Woolly by Ben Mezrich

Woolly by Ben Mezrich

Author:Ben Mezrich
Language: eng
Format: epub
Publisher: Atria Books


CHAPTER EIGHTEEN

Early 2013

Two days later, Bobby wasn’t smiling after cold-calling zoos and conservation parks, trying to get access to elephant tissue. He held a desktop phone against his ear and listened to the braying of the zoo manager on the other end of the line. Bobby was hoping to get a word in before the manager worked himself past all reasoning, but the guy wasn’t even pausing to breathe, his words were just running into one another like a train jumped free from its tracks.

“No,” he said, finally breaking into the frenzied zoo manager’s monologue. “We aren’t going to clone your elephants. We just need a little sample for our experiments . . .

“No, we aren’t going to kill any elephants. Why would we want to kill elephants . . . ?

“Yes, I have seen that movie. Yes, the dinosaurs were very frightening . . .

“Yes, I’ve seen that movie, too. No, we aren’t trying to make scary mutant animals . . .”

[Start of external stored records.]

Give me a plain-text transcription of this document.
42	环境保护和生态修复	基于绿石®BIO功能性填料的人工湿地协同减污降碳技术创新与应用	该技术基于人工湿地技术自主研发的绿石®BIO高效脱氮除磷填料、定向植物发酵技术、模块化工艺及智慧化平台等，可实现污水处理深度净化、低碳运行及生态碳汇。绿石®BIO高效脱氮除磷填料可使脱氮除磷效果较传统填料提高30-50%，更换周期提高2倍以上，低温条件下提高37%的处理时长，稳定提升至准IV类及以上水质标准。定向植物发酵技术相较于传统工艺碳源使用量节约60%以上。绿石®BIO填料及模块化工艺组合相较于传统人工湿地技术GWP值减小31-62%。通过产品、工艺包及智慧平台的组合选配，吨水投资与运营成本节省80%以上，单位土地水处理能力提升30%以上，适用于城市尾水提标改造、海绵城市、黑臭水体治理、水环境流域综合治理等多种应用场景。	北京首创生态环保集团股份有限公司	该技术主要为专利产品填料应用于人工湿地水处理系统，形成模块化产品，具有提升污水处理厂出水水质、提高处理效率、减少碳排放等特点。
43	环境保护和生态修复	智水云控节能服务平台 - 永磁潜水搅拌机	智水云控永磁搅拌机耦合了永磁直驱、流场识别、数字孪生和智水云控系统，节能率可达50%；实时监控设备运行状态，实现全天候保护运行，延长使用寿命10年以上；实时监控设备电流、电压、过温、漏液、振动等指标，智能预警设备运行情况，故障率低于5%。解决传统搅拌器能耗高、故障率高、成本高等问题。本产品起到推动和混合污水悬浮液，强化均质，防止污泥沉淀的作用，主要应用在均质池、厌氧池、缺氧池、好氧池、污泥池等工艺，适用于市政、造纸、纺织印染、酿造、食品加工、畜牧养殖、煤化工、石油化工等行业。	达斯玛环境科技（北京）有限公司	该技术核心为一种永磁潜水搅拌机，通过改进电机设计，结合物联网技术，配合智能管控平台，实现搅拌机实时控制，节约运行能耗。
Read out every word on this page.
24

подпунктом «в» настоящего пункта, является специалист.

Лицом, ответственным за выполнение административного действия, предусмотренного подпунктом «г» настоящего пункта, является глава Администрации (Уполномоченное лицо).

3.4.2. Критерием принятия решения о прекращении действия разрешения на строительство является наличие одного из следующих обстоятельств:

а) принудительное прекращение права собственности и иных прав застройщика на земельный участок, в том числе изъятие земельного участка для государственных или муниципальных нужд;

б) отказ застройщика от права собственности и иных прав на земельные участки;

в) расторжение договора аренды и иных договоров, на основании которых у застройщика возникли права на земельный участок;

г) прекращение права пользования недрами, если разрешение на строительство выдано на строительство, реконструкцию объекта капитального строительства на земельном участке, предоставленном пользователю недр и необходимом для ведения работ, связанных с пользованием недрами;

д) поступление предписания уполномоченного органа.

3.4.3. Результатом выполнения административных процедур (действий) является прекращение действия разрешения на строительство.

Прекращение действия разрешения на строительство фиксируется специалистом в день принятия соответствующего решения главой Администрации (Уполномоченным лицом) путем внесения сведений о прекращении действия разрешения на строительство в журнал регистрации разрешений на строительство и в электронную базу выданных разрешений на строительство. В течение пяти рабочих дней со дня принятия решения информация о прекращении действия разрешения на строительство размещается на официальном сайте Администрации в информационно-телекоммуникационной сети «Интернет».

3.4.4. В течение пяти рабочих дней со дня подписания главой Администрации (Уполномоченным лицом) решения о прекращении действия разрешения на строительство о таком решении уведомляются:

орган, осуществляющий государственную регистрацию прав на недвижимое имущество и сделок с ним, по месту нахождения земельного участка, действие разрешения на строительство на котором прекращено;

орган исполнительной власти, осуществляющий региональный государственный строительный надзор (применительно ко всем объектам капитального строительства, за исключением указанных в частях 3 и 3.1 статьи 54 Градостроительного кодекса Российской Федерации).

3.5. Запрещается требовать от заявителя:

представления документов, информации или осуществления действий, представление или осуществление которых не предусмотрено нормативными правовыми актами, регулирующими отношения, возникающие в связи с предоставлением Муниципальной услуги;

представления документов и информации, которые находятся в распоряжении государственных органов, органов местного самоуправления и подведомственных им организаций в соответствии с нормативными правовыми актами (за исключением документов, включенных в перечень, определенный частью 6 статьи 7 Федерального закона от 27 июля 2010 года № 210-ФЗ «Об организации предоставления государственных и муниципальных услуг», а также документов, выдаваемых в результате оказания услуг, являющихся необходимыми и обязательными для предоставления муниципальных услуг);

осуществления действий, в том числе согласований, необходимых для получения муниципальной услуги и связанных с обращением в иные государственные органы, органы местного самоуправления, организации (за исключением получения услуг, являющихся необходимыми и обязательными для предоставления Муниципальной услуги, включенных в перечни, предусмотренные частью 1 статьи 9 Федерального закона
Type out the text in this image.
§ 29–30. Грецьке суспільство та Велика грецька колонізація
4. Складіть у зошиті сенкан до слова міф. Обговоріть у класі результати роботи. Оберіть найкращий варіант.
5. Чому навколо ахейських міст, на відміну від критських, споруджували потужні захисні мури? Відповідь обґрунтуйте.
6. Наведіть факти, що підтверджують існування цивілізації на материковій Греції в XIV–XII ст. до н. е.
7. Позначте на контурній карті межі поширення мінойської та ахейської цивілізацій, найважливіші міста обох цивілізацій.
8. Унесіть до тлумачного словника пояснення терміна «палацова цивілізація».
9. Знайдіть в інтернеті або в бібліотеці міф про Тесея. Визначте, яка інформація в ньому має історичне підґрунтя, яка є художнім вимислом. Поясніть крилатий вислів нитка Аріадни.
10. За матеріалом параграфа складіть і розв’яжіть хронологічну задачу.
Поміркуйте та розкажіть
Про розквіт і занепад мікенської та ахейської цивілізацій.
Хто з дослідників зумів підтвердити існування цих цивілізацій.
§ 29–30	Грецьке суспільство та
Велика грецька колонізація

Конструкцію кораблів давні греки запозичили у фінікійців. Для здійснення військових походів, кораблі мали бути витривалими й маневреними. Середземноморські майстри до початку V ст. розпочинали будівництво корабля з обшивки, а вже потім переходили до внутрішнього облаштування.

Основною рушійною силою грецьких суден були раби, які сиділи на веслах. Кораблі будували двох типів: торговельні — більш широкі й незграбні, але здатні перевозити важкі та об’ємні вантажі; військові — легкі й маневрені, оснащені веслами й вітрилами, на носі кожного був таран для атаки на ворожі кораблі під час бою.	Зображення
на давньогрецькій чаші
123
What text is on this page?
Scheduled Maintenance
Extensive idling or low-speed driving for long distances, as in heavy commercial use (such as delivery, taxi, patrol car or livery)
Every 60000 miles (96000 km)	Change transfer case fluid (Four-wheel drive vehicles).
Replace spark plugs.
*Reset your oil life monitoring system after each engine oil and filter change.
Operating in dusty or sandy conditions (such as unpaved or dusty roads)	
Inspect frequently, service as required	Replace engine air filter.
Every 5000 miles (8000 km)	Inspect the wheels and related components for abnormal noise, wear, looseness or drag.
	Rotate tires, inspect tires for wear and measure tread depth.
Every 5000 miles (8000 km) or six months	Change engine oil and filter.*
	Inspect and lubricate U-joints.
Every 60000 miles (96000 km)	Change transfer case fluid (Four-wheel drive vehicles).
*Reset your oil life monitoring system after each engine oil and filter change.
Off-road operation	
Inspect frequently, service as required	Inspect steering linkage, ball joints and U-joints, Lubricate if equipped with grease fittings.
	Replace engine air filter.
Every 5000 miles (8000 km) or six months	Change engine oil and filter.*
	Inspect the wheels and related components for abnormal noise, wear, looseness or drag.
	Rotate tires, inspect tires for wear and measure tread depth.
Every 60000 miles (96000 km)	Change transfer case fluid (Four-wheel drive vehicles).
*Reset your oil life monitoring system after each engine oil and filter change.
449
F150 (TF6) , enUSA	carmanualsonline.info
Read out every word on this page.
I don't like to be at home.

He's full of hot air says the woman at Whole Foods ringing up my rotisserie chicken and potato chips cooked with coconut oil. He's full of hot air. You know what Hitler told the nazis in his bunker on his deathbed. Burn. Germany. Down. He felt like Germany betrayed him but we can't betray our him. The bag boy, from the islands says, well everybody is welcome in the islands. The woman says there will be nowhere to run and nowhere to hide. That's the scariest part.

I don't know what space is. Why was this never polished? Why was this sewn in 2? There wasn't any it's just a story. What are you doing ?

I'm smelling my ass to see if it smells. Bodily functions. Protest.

He considered hanging up, but he’d already introduced himself as a member of the Church Lab and didn’t want to appear rude. He felt a certain level of responsibility—especially since he was sitting in Church’s office, in Church’s chair.

It hadn’t been his choice to make the calls from there; he’d have been perfectly happy using his cell phone in the café. But Luhan had convinced him he’d sound more official if there wasn’t a din of background chatter behind him. And besides, Church wouldn’t be returning to the office anytime soon.

At the moment, Church was off putting out a huge public relations fire, tangentially related to the Woolly Mammoth Revival project and his work on de-extinction. As Bobby understood it, the problem arose from an interview Church had given to the German magazine Der Spiegel back in January. The interviewer had taken note of a passage in Church’s most recent book, Regenesis: How Synthetic Biology Will Reinvent Nature and Ourselves, which had laid out the idea of de-extinction and the science that would allow them to revive the Woolly Mammoth, as well as other extinct species. One of those species Church had mused about in the book was the Neanderthal. After explaining the steps of genetic engineering necessary to revive the Woolly Mammoth, the passage read:

The same technique would work for the Neanderthal, except that you’d start with a stem cell genome from a human adult and gradually reverse engineer it into the Neanderthal genome or a reasonably close equivalent. . . . If society becomes comfortable with cloning and sees value in true human diversity, then the whole Neanderthal creature itself could be cloned by a surrogate mother chimp—or by an extremely adventurous female human.

After the interview was published, it was distorted, in Church’s view, by the MIT Technology Review to make it seem as if Church had already moved well beyond theory in his work—and the Review essentially placed a “Want Ad” for women who would carry to term a Neanderthal baby. Church was at a Martin Luther King’s Day barbecue when his cell phone rang.